Chip, I have installed gutters on this old Bungalow, and with 4' soffits even on the rare occasion that they back up the water drops 4' from the foundation. All are piped to drain away from the house, and the grade is good away from the foundation on all sides. No HVAC, just an old forced hot water system whose pipes give me some heat in the winter months.

I am on a slopped lot in a 105 year old house with 12" thick poured concrete foundation walls. I have added shallow swale drains to divert runoff at the high side of the house near the basement entry door which has solved the ground water runoff problem except during all but the most ferocious rain. The interior walls are parged with Thorocrete, all voids were filled with hydraulic cement, and the walls are painted with a vapor permeable water resistant epoxy to allow the surrounding earth to relieve hydrostatic pressure but mitigate its rate of transfer to that which a dehumidifier can process.

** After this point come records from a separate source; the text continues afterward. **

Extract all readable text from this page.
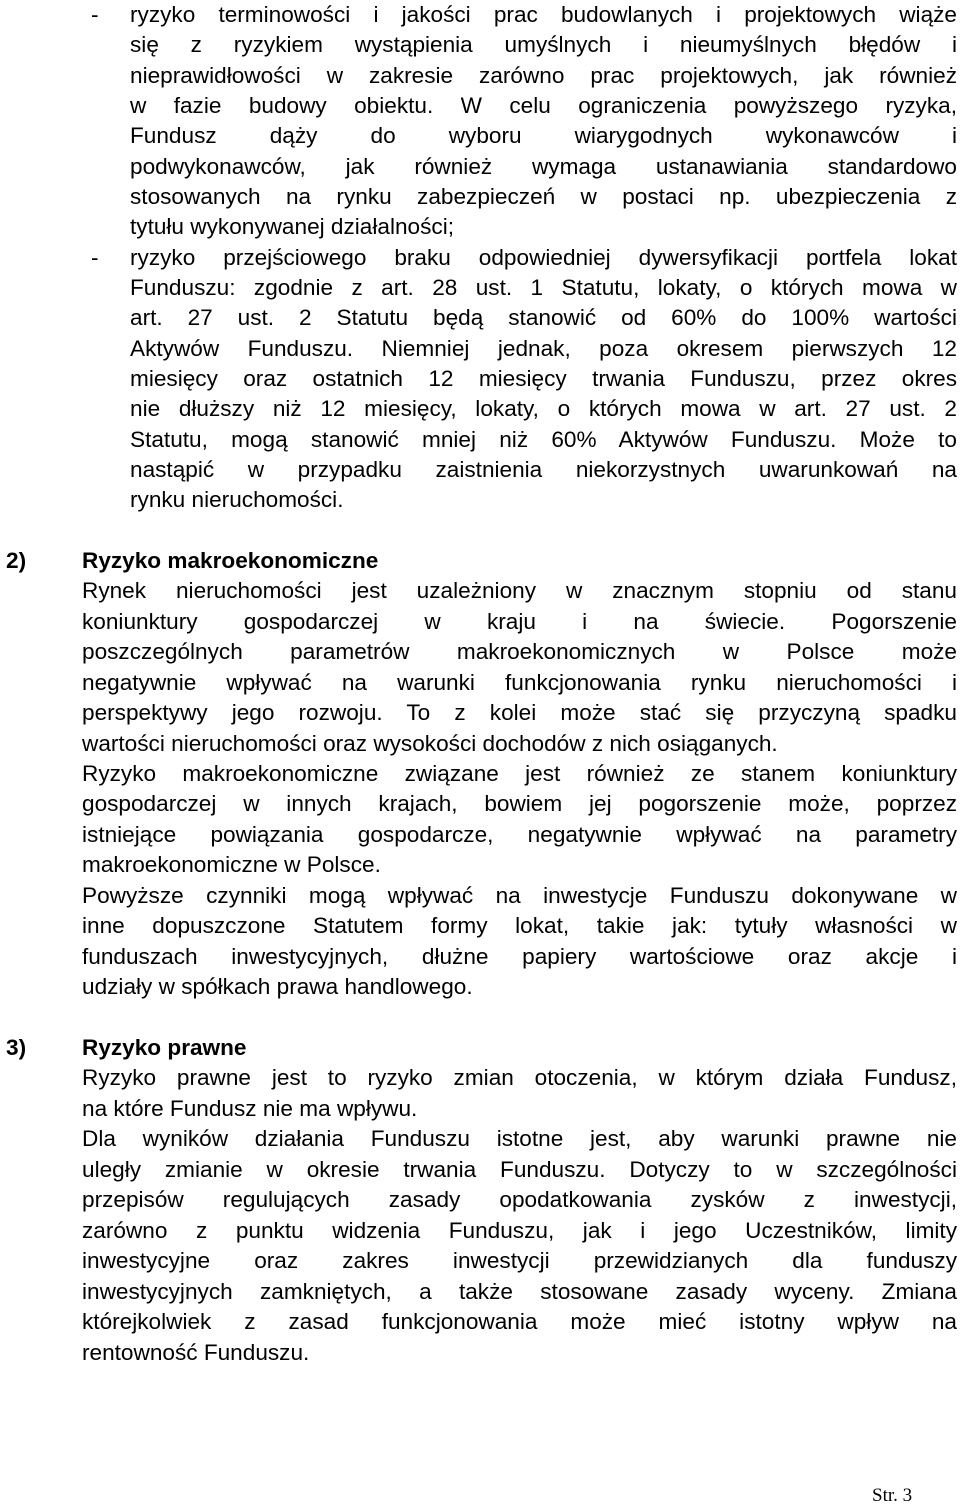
- ryzyko terminowości i jakości prac budowlanych i projektowych wiąże
się z ryzykiem wystąpienia umyślnych i nieumyślnych błędów i
nieprawidłowości w zakresie zarówno prac projektowych, jak również
w fazie budowy obiektu. W celu ograniczenia powyższego ryzyka,
Fundusz dąży do wyboru wiarygodnych wykonawców i
podwykonawców, jak również wymaga ustanawiania standardowo
stosowanych na rynku zabezpieczeń w postaci np. ubezpieczenia z
tytułu wykonywanej działalności;
- ryzyko przejściowego braku odpowiedniej dywersyfikacji portfela lokat
Funduszu: zgodnie z art. 28 ust. 1 Statutu, lokaty, o których mowa w
art. 27 ust. 2 Statutu będą stanowić od 60% do 100% wartości
Aktywów Funduszu. Niemniej jednak, poza okresem pierwszych 12
miesięcy oraz ostatnich 12 miesięcy trwania Funduszu, przez okres
nie dłuższy niż 12 miesięcy, lokaty, o których mowa w art. 27 ust. 2
Statutu, mogą stanowić mniej niż 60% Aktywów Funduszu. Może to
nastąpić w przypadku zaistnienia niekorzystnych uwarunkowań na
rynku nieruchomości.
2) Ryzyko makroekonomiczne
Rynek nieruchomości jest uzależniony w znacznym stopniu od stanu
koniunktury gospodarczej w kraju i na świecie. Pogorszenie
poszczególnych parametrów makroekonomicznych w Polsce może
negatywnie wpływać na warunki funkcjonowania rynku nieruchomości i
perspektywy jego rozwoju. To z kolei może stać się przyczyną spadku
wartości nieruchomości oraz wysokości dochodów z nich osiąganych.
Ryzyko makroekonomiczne związane jest również ze stanem koniunktury
gospodarczej w innych krajach, bowiem jej pogorszenie może, poprzez
istniejące powiązania gospodarcze, negatywnie wpływać na parametry
makroekonomiczne w Polsce.
Powyższe czynniki mogą wpływać na inwestycje Funduszu dokonywane w
inne dopuszczone Statutem formy lokat, takie jak: tytuły własności w
funduszach inwestycyjnych, dłużne papiery wartościowe oraz akcje i
udziały w spółkach prawa handlowego.
3) Ryzyko prawne
Ryzyko prawne jest to ryzyko zmian otoczenia, w którym działa Fundusz,
na które Fundusz nie ma wpływu.
Dla wyników działania Funduszu istotne jest, aby warunki prawne nie
uległy zmianie w okresie trwania Funduszu. Dotyczy to w szczególności
przepisów regulujących zasady opodatkowania zysków z inwestycji,
zarówno z punktu widzenia Funduszu, jak i jego Uczestników, limity
inwestycyjne oraz zakres inwestycji przewidzianych dla funduszy
inwestycyjnych zamkniętych, a także stosowane zasady wyceny. Zmiana
którejkolwiek z zasad funkcjonowania może mieć istotny wpływ na
rentowność Funduszu.
Str. 3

I think the fact is that concrete is a sponge. It absorbs water from the dirt, it aspirates this water into the basement environment where it becomes trapped. French drains are not a realistic possibility given the age and location of the structure. Like an unwanted dinner guest, water comes in, I let it in then invite it to leave politely without making a stink at the door! And in New England in the summer the RH can hover in the high seventies to low nineties for several months which doesn't help either. I have managed to keep things from rusting by keeping the RH below 60% but th echeap consumer dehumidifiers are getting expensive. This unit is built like an HVAC unit and MAN does it move some air!